Standards often intersect with international trade in protectionist ways. All too often, policy makers have adopted laws and established regulations to protect domestic vendors in their home markets against competition from those abroad that would like to sell similar products into those markets. One goal of the Agreement on Technical Barriers to Trade to which countries that have acceded to the World Trade Organization are signatory is to prevent just such standards-based barriers to trade.
But national policies can, and often do, also support global interests of many types, as with peace keeping, environmental protection, and disaster relief. This is especially important to recall in the context of the multiple trans-national challenges facing the world today that have standards dependencies. Climate change, for example, requires standards of every type imaginable: standards to measure the impact of greenhouse gases and their curtailment; standards to gauge compliance with caps on emissions; standards to enable new green technologies; and many more.

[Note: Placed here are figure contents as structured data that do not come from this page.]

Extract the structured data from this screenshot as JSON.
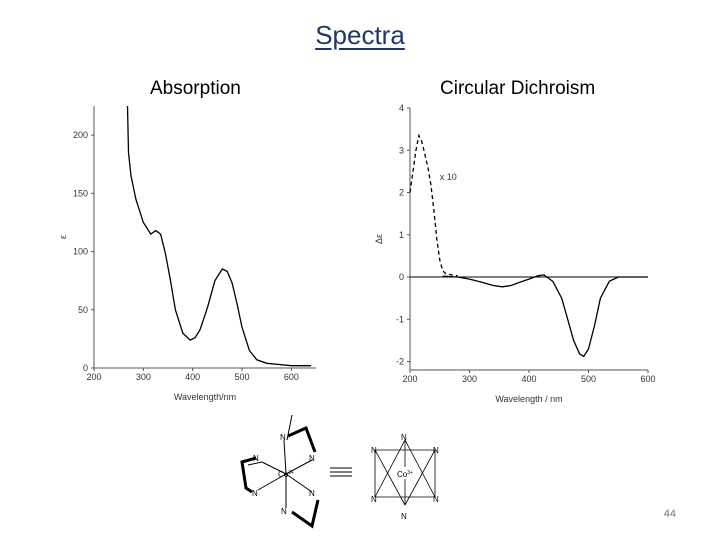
{
  "slide": {
    "title": "Spectra",
    "page_number": "44"
  },
  "chart_data": [
    {
      "type": "line",
      "panel_title": "Absorption",
      "xlabel": "Wavelength/nm",
      "ylabel": "ε",
      "xlim": [
        200,
        650
      ],
      "ylim": [
        0,
        225
      ],
      "xticks": [
        200,
        300,
        400,
        500,
        600
      ],
      "yticks": [
        0,
        50,
        100,
        150,
        200
      ],
      "grid": false,
      "series": [
        {
          "style": "solid",
          "x": [
            268,
            270,
            275,
            285,
            300,
            315,
            325,
            335,
            345,
            355,
            365,
            380,
            395,
            405,
            415,
            430,
            445,
            460,
            470,
            480,
            490,
            500,
            515,
            530,
            550,
            575,
            600,
            625,
            640
          ],
          "y": [
            225,
            185,
            165,
            145,
            125,
            115,
            118,
            115,
            98,
            75,
            50,
            30,
            24,
            26,
            33,
            52,
            75,
            85,
            83,
            73,
            55,
            35,
            15,
            7,
            4,
            3,
            2,
            2,
            2
          ]
        }
      ]
    },
    {
      "type": "line",
      "panel_title": "Circular Dichroism",
      "xlabel": "Wavelength / nm",
      "ylabel": "Δε",
      "xlim": [
        200,
        600
      ],
      "ylim": [
        -2.2,
        4
      ],
      "xticks": [
        200,
        300,
        400,
        500,
        600
      ],
      "yticks": [
        -2,
        -1,
        0,
        1,
        2,
        3,
        4
      ],
      "grid": false,
      "annotation": "x 10",
      "series": [
        {
          "style": "dashed",
          "x": [
            200,
            205,
            210,
            215,
            220,
            225,
            230,
            235,
            240,
            245,
            250,
            255,
            260,
            270,
            280
          ],
          "y": [
            2.0,
            2.5,
            3.0,
            3.35,
            3.2,
            2.9,
            2.6,
            2.2,
            1.6,
            0.9,
            0.4,
            0.15,
            0.08,
            0.05,
            0.03
          ]
        },
        {
          "style": "solid",
          "x": [
            255,
            280,
            300,
            320,
            340,
            355,
            370,
            385,
            400,
            415,
            425,
            440,
            455,
            465,
            475,
            485,
            492,
            500,
            510,
            520,
            535,
            550,
            575,
            600
          ],
          "y": [
            0.02,
            0.0,
            -0.05,
            -0.12,
            -0.2,
            -0.23,
            -0.2,
            -0.12,
            -0.05,
            0.03,
            0.05,
            -0.1,
            -0.5,
            -1.0,
            -1.5,
            -1.82,
            -1.88,
            -1.7,
            -1.15,
            -0.5,
            -0.1,
            0.0,
            0.0,
            0.0
          ]
        }
      ]
    }
  ],
  "structure": {
    "left_labels": [
      "N",
      "N",
      "N",
      "N",
      "N",
      "N"
    ],
    "left_center": "Co",
    "left_charge": "3+",
    "right_labels": [
      "N",
      "N",
      "N",
      "N",
      "N",
      "N"
    ],
    "right_center": "Co",
    "right_charge": "3+"
  }
}
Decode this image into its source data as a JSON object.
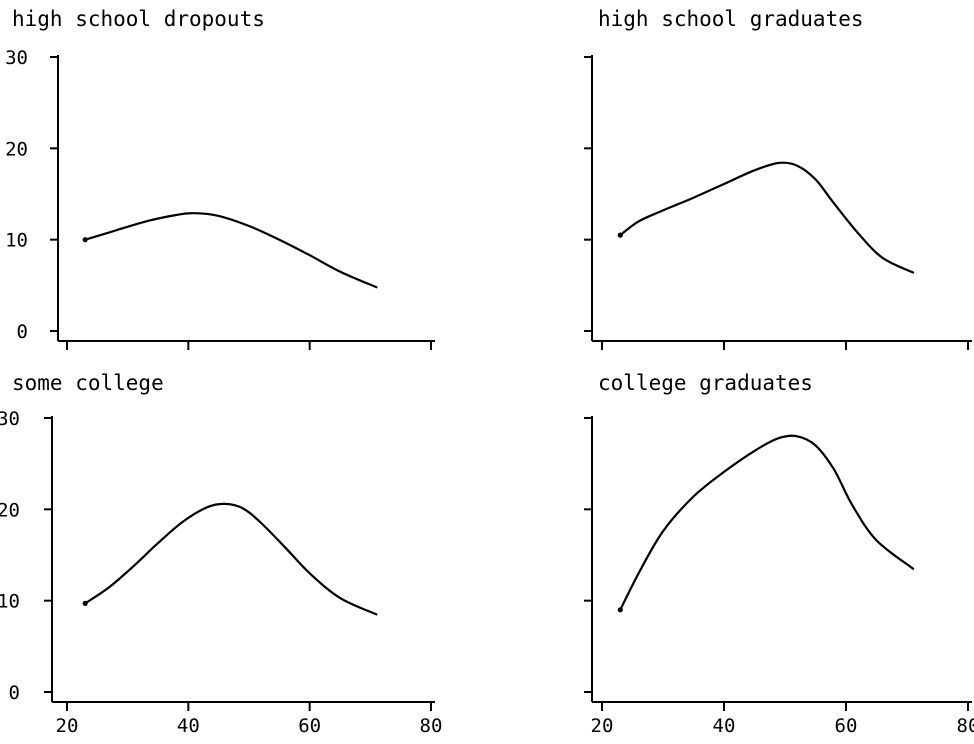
{
  "chart_data": [
    {
      "type": "line",
      "title": "high school dropouts",
      "xlabel": "",
      "ylabel": "",
      "xlim": [
        20,
        80
      ],
      "ylim": [
        0,
        30
      ],
      "show_y_tick_labels": true,
      "show_x_tick_labels": false,
      "series": [
        {
          "x": [
            23,
            28,
            33,
            38,
            41,
            45,
            50,
            55,
            60,
            65,
            71
          ],
          "y": [
            10.0,
            11.0,
            12.0,
            12.7,
            12.9,
            12.6,
            11.5,
            10.0,
            8.3,
            6.5,
            4.8
          ]
        }
      ]
    },
    {
      "type": "line",
      "title": "high school graduates",
      "xlabel": "",
      "ylabel": "",
      "xlim": [
        20,
        80
      ],
      "ylim": [
        0,
        30
      ],
      "show_y_tick_labels": false,
      "show_x_tick_labels": false,
      "series": [
        {
          "x": [
            23,
            26,
            30,
            35,
            40,
            45,
            49,
            52,
            55,
            58,
            62,
            66,
            71
          ],
          "y": [
            10.5,
            12.0,
            13.2,
            14.6,
            16.1,
            17.6,
            18.4,
            18.1,
            16.6,
            14.0,
            10.7,
            8.0,
            6.4
          ]
        }
      ]
    },
    {
      "type": "line",
      "title": "some college",
      "xlabel": "",
      "ylabel": "",
      "xlim": [
        20,
        80
      ],
      "ylim": [
        0,
        30
      ],
      "show_y_tick_labels": true,
      "show_x_tick_labels": true,
      "x_tick_labels": [
        "20",
        "40",
        "60",
        "80"
      ],
      "series": [
        {
          "x": [
            23,
            27,
            31,
            35,
            39,
            43,
            46,
            49,
            52,
            56,
            60,
            65,
            71
          ],
          "y": [
            9.7,
            11.5,
            13.8,
            16.3,
            18.6,
            20.2,
            20.6,
            20.1,
            18.5,
            15.8,
            13.0,
            10.3,
            8.5
          ]
        }
      ]
    },
    {
      "type": "line",
      "title": "college graduates",
      "xlabel": "",
      "ylabel": "",
      "xlim": [
        20,
        80
      ],
      "ylim": [
        0,
        30
      ],
      "show_y_tick_labels": false,
      "show_x_tick_labels": true,
      "x_tick_labels": [
        "20",
        "40",
        "60",
        "80"
      ],
      "series": [
        {
          "x": [
            23,
            26,
            30,
            35,
            40,
            45,
            49,
            52,
            55,
            58,
            61,
            65,
            71
          ],
          "y": [
            9.0,
            13.0,
            17.6,
            21.4,
            24.1,
            26.4,
            27.8,
            28.0,
            27.0,
            24.4,
            20.5,
            16.6,
            13.5
          ]
        }
      ]
    }
  ],
  "y_ticks": [
    "0",
    "10",
    "20",
    "30"
  ]
}
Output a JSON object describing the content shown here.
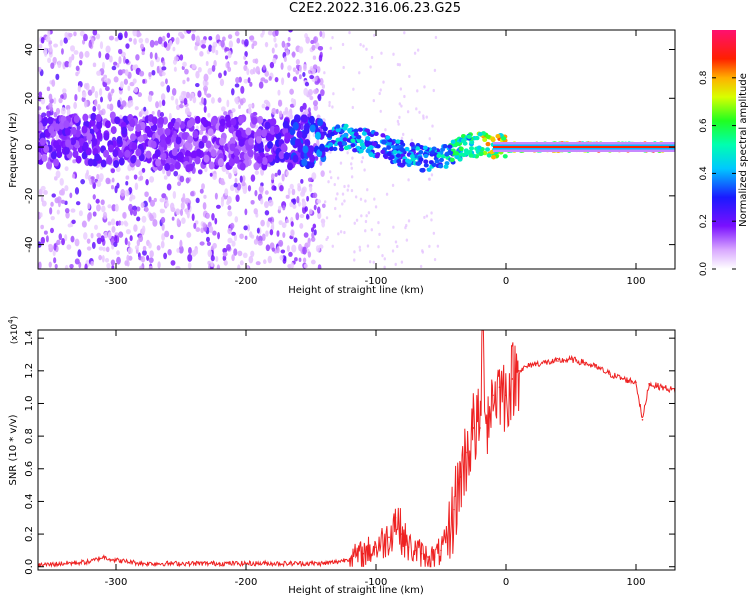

Unless these standards are uniform, research cannot be efficiently conducted on a global scale and markets for new green products cannot expand rapidly enough to provide full incentives for their development. Meeting pledged reductions of green house gas emissions will need every tool available, and therefore the development of such tools cannot be neglected.
Where there is common cause in finding a solution to such an intractable and important goal, there is common cause for developing and deploying such tools. And those tools will include a great number of standards indeed.
More than just standards are needed to address challenges such as climate change, however. In addition, new internet-based architectures and cross-sectoral frameworks of standards will be required, and the existing standards development infrastructure is not equipped to provide such solutions. In most countries, only governments are likely to be able to catalyze and facilitate the development of such solutions. Indeed, such efforts are being mounted in countries such as the U.S., where a well-funded public-private effort to develop SmartGrid standards is well underway.
But will such nationally-based efforts be enough? Perhaps a new type of international organization – perhaps treaty based, or perhaps not – will be needed to drive such ambitious projects on a global, rather than a national basis. After all, if the nations of the world can launch a peace keeping force of soldiers, why not a standards development force of standards developers?